Effi S Hidayat
Dijual : Masih baru.
Melati menyentuh gaun itu untuk ke tiga kalinya, setelah melihat sana pegang sini.
“Cantik,’kan? Gres! Cocok betul di lehermu yang putih jenjang…,” Handy, pemilik salon tangkas melepas gaun putih bertali di bahu itu dari tangkai hanger dan mematut-matutnya di tubuh Melati. “Mari, coba saja dahulu…,” katanya lagi, menggandeng tangan Melati ke kamar ganti.
“Hmm, kamu beneran suka gaun ini? Tidak ingin pilih yang lain? Mulanya, kan, kamu bilang lebih baik sewa saja daripada beli… Tuh, masih banyak gaun sewaan di sana?” Frans mendadak berkeringat dingin, dengan cepat ia menunjuk deretan gaun yang berjajar di etalase . Sedari awal ia tidak suka Melati mengajaknya ke bridal salon yang satu ini.
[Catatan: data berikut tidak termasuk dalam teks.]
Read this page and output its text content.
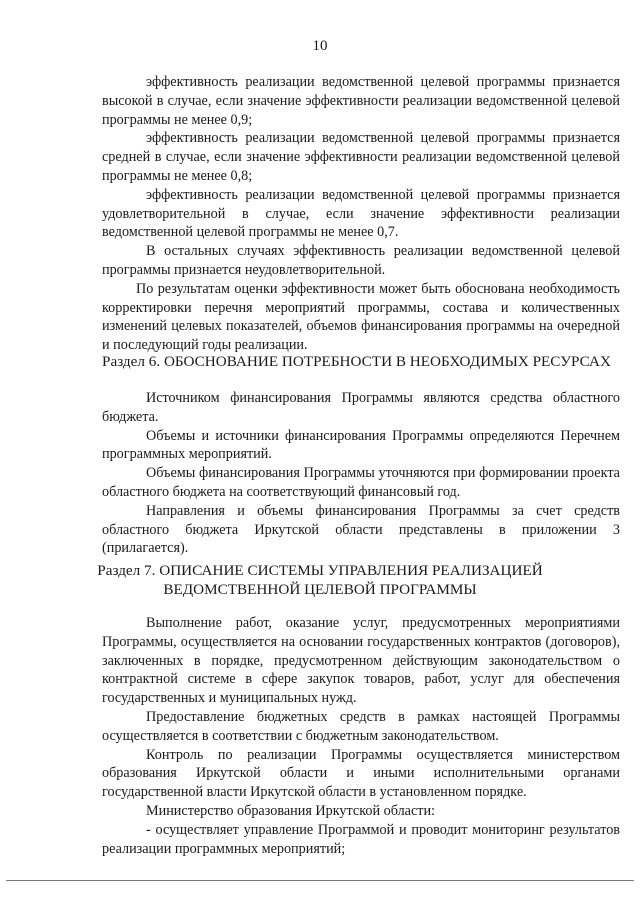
10

эффективность реализации ведомственной целевой программы признается высокой в случае, если значение эффективности реализации ведомственной целевой программы не менее 0,9;

эффективность реализации ведомственной целевой программы признается средней в случае, если значение эффективности реализации ведомственной целевой программы не менее 0,8;

эффективность реализации ведомственной целевой программы признается удовлетворительной в случае, если значение эффективности реализации ведомственной целевой программы не менее 0,7.

В остальных случаях эффективность реализации ведомственной целевой программы признается неудовлетворительной.

По результатам оценки эффективности может быть обоснована необходимость корректировки перечня мероприятий программы, состава и количественных изменений целевых показателей, объемов финансирования программы на очередной и последующий годы реализации.

Раздел 6. ОБОСНОВАНИЕ ПОТРЕБНОСТИ В НЕОБХОДИМЫХ РЕСУРСАХ

Источником финансирования Программы являются средства областного бюджета.

Объемы и источники финансирования Программы определяются Перечнем программных мероприятий.

Объемы финансирования Программы уточняются при формировании проекта областного бюджета на соответствующий финансовый год.

Направления и объемы финансирования Программы за счет средств областного бюджета Иркутской области представлены в приложении 3 (прилагается).

Раздел 7. ОПИСАНИЕ СИСТЕМЫ УПРАВЛЕНИЯ РЕАЛИЗАЦИЕЙ
ВЕДОМСТВЕННОЙ ЦЕЛЕВОЙ ПРОГРАММЫ

Выполнение работ, оказание услуг, предусмотренных мероприятиями Программы, осуществляется на основании государственных контрактов (договоров), заключенных в порядке, предусмотренном действующим законодательством о контрактной системе в сфере закупок товаров, работ, услуг для обеспечения государственных и муниципальных нужд.

Предоставление бюджетных средств в рамках настоящей Программы осуществляется в соответствии с бюджетным законодательством.

Контроль по реализации Программы осуществляется министерством образования Иркутской области и иными исполнительными органами государственной власти Иркутской области в установленном порядке.

Министерство образования Иркутской области:

- осуществляет управление Программой и проводит мониторинг результатов реализации программных мероприятий;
“Duh, coba lihat! Pas sekali di tubuhmu, seolah gaun ini memang dijahit untukmu,” tak dihiraukannya kicauan Handy yang gemulai melambai memuji-muji. Walau harus diakuinya, Melati nampak begitu bersinar dalam balutan gaun itu.
Melati tersenyum samar, menatap dirinya di cermin. Dibelainya kain tile gaun itu, ada renda-renda halus yang menjuntai elegan di sekeliling pinggang rampingnya. Dengan mata berbinar-binar ia menatap Frans, lalu katanya tegas, “ Aku pilih gaun ini saja untuk pesta malam pertunangan kita….”
***
Enam bulan lalu….
Akhir Oktober musim penghujan belum berakhir. Bau tanah basah menyebar di suatu sore yang ‘pecah’ oleh tangis Melati yang tiba-tiba membahana melihat tubuh Mawar tersungkur menggeletak di bawah ranjang.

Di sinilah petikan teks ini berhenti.